Ganna Dharmarajah, a former Berkeley resident whose mother still lives here, was arrested by Swedish authorities on Saturday while vacationing in Sweden. She is now being detained at a center for asylum seekers, even though she says she has never sought asylum and is not now doing so.
Dharmarajah, 29, had traveled to Sweden in April from Sri Lanka, where she has been living since 2002. In a telephone interview with the Planet Thursday, Dharmarajah said that she didn’t understand why she was arrested and is still being detained.
“The Swedish police officers came to arrest me from my friend’s house in Umea,” she said. “They did not give me any reason. I was told that the Swedish immigration had sent them a fax to pick me up and that they were following orders.”
Dharmarajah was then taken to a detention center for asylum seekers.
On Monday, she was taken to another detention center in Gävle, which is located two hours outside Stockholm, the country’s capital. She currently has access to email and telephone.

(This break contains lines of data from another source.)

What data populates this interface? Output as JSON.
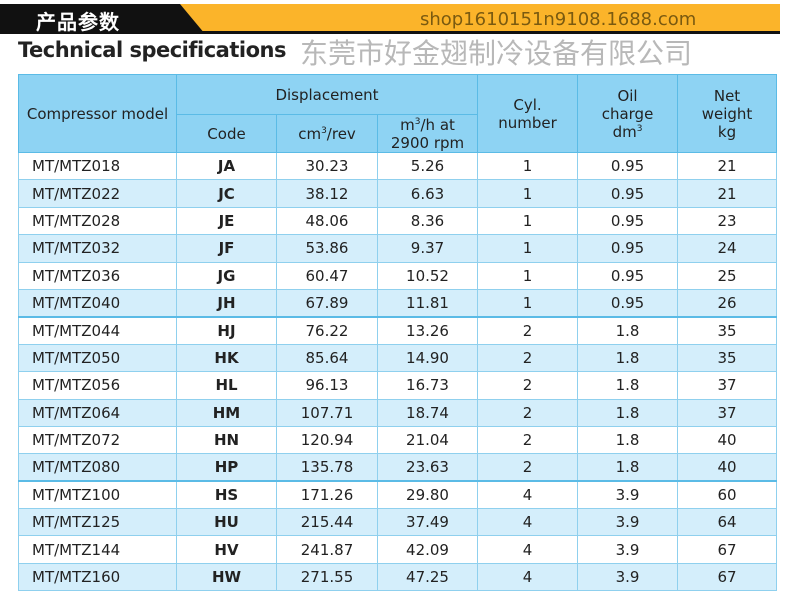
{
  "header": {
    "chinese_title": "产品参数",
    "title": "Technical specifications"
  },
  "table": {
    "col_model": "Compressor model",
    "col_displacement": "Displacement",
    "col_code": "Code",
    "col_cm3": "cm",
    "col_cm3_sup": "3",
    "col_cm3_tail": "/rev",
    "col_m3h": "m",
    "col_m3h_sup": "3",
    "col_m3h_tail": "/h at 2900 rpm",
    "col_cyl": "Cyl. number",
    "col_oil": "Oil charge dm",
    "col_oil_sup": "3",
    "col_weight": "Net weight kg",
    "rows": [
      [
        "MT/MTZ018",
        "JA",
        "30.23",
        "5.26",
        "1",
        "0.95",
        "21"
      ],
      [
        "MT/MTZ022",
        "JC",
        "38.12",
        "6.63",
        "1",
        "0.95",
        "21"
      ],
      [
        "MT/MTZ028",
        "JE",
        "48.06",
        "8.36",
        "1",
        "0.95",
        "23"
      ],
      [
        "MT/MTZ032",
        "JF",
        "53.86",
        "9.37",
        "1",
        "0.95",
        "24"
      ],
      [
        "MT/MTZ036",
        "JG",
        "60.47",
        "10.52",
        "1",
        "0.95",
        "25"
      ],
      [
        "MT/MTZ040",
        "JH",
        "67.89",
        "11.81",
        "1",
        "0.95",
        "26"
      ],
      [
        "MT/MTZ044",
        "HJ",
        "76.22",
        "13.26",
        "2",
        "1.8",
        "35"
      ],
      [
        "MT/MTZ050",
        "HK",
        "85.64",
        "14.90",
        "2",
        "1.8",
        "35"
      ],
      [
        "MT/MTZ056",
        "HL",
        "96.13",
        "16.73",
        "2",
        "1.8",
        "37"
      ],
      [
        "MT/MTZ064",
        "HM",
        "107.71",
        "18.74",
        "2",
        "1.8",
        "37"
      ],
      [
        "MT/MTZ072",
        "HN",
        "120.94",
        "21.04",
        "2",
        "1.8",
        "40"
      ],
      [
        "MT/MTZ080",
        "HP",
        "135.78",
        "23.63",
        "2",
        "1.8",
        "40"
      ],
      [
        "MT/MTZ100",
        "HS",
        "171.26",
        "29.80",
        "4",
        "3.9",
        "60"
      ],
      [
        "MT/MTZ125",
        "HU",
        "215.44",
        "37.49",
        "4",
        "3.9",
        "64"
      ],
      [
        "MT/MTZ144",
        "HV",
        "241.87",
        "42.09",
        "4",
        "3.9",
        "67"
      ],
      [
        "MT/MTZ160",
        "HW",
        "271.55",
        "47.25",
        "4",
        "3.9",
        "67"
      ]
    ]
  },
  "watermark": {
    "company": "东莞市好金翅制冷设备有限公司",
    "shop": "shop1610151n9108.1688.com"
  }
}
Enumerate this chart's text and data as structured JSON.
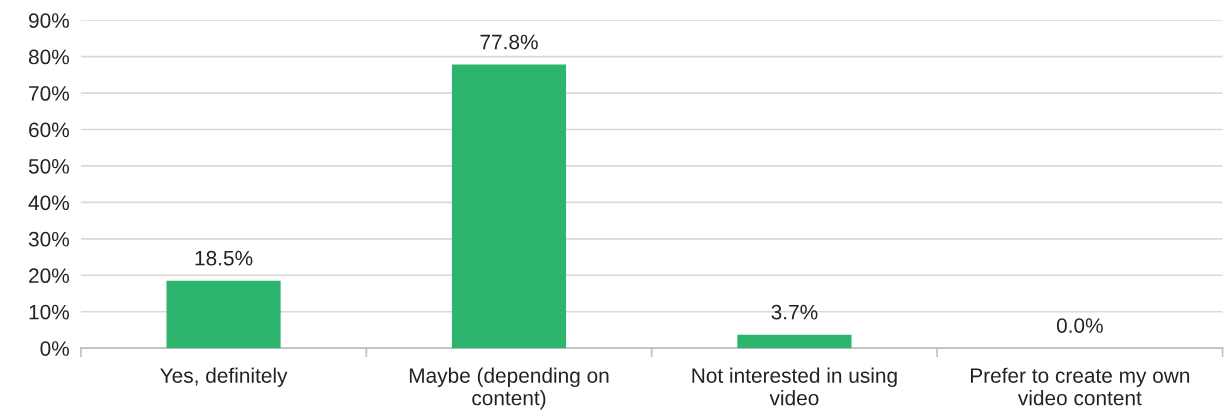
{
  "chart_data": {
    "type": "bar",
    "categories": [
      "Yes, definitely",
      "Maybe (depending on\ncontent)",
      "Not interested in using\nvideo",
      "Prefer to create my own\nvideo content"
    ],
    "values": [
      18.5,
      77.8,
      3.7,
      0.0
    ],
    "value_labels": [
      "18.5%",
      "77.8%",
      "3.7%",
      "0.0%"
    ],
    "color": "#2db56e",
    "ylim": [
      0,
      90
    ],
    "yticks": [
      {
        "value": 0,
        "label": "0%"
      },
      {
        "value": 10,
        "label": "10%"
      },
      {
        "value": 20,
        "label": "20%"
      },
      {
        "value": 30,
        "label": "30%"
      },
      {
        "value": 40,
        "label": "40%"
      },
      {
        "value": 50,
        "label": "50%"
      },
      {
        "value": 60,
        "label": "60%"
      },
      {
        "value": 70,
        "label": "70%"
      },
      {
        "value": 80,
        "label": "80%"
      },
      {
        "value": 90,
        "label": "90%"
      }
    ],
    "grid": "y",
    "legend": false
  }
}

Swedish authorities informed her that she was going to be deported to the United States, something she described as “illegal deportation.”
“I told them that I came as a tourist under the visa waiver scheme, which permits U.S. citizens to stay in Sweden for three months,” she said.
“I was planning to leave Sweden in June. I want to visit Japan next. I have a flight ticket to Japan. I am an American by birth. I have an American passport. I don’t want to be deported to the United States and I don’t want to be held in a detention center. I want to continue my plans to travel.”
Dharmarajah contacted the American Citizen’s Services at the U.S. Embassy in Sweden on Wednesday.
The Swedish government has paid for her lawyer Maria Guzman. Dharmarajah has also hired another lawyer from the American embassy’s list of legal counselors.
“My lawyers have told me that they have filed all the papers for me to be released immediately,” she said. “My mother who lives in Berkeley has also contacted the office of Congresswoman Barbara Lee. The people at the detention center also agree that I should not be in here.”
Dharmarajah’s lawyers could not be contacted Wednesday as it was late at night in Sweden.
Born to Sri Lankan parents, Dharma-rajah specialized in interdisciplinary studies at UC Berkeley and moved to Sri Lanka five years ago to get married. She has been living there since.